If the target type isn't self-documenting, or you want to provide additional guidance, you can provide natural language instructions when calling cast in order to steer the output.

Example: checking groceries

Let's use this image to see if we got everything on our shopping list:

import marvin

shopping_list = ["bagels", "cabbage", "eggs", "apples", "oranges"]

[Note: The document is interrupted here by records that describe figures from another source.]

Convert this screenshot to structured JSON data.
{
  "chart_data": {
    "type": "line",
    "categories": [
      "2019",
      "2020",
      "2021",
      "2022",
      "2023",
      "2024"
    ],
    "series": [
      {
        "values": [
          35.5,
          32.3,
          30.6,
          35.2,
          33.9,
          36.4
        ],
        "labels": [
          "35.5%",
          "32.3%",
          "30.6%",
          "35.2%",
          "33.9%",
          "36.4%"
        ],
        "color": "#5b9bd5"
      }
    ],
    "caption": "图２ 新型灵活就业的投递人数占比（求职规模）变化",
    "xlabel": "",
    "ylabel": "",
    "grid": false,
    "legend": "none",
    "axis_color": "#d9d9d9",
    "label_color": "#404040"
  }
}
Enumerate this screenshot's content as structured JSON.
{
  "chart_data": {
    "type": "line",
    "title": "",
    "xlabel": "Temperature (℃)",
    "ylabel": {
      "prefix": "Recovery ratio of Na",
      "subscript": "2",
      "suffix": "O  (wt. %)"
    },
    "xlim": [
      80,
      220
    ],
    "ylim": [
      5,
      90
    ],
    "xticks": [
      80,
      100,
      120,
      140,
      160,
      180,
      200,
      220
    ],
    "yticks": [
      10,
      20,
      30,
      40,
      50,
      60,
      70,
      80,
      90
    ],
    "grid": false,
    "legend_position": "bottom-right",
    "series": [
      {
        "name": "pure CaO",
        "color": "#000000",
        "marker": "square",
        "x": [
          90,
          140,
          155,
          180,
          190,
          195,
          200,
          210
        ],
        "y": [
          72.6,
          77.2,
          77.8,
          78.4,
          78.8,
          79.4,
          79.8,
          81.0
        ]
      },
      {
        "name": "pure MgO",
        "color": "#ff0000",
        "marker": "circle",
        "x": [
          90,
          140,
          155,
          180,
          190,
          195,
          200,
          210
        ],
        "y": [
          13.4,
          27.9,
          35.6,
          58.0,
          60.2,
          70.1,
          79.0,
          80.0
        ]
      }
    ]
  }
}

missing_items = marvin.cast(
    marvin.Image("https://images.unsplash.com/photo-1588964895597-cfccd6e2dbf9"), 
    target=list[str], 
    instructions=f"Did I forget anything on my list: {shopping_list}?",
)

Result

assert missing_items == ["eggs", "oranges"]

Model parameters

You can pass parameters to the underlying API via the model_kwargs argument of cast. These parameters are passed directly to the API, so you can use any supported parameter.

Async support

If you are using marvin in an async environment, you can use cast_async:

result = await marvin.cast_async("one", int) 

assert result == 1

Mapping

To transform a list of inputs at once, use .map:

inputs = [
    "I bought two donuts.",
    "I bought six hot dogs."
]
result = marvin.cast.map(inputs, int)
assert result  == [2, 6]

(marvin.cast_async.map is also available for async environments.)

Mapping automatically issues parallel requests to the API, making it a highly efficient way to work with multiple inputs at once. The result is a list of outputs in the same order as the inputs.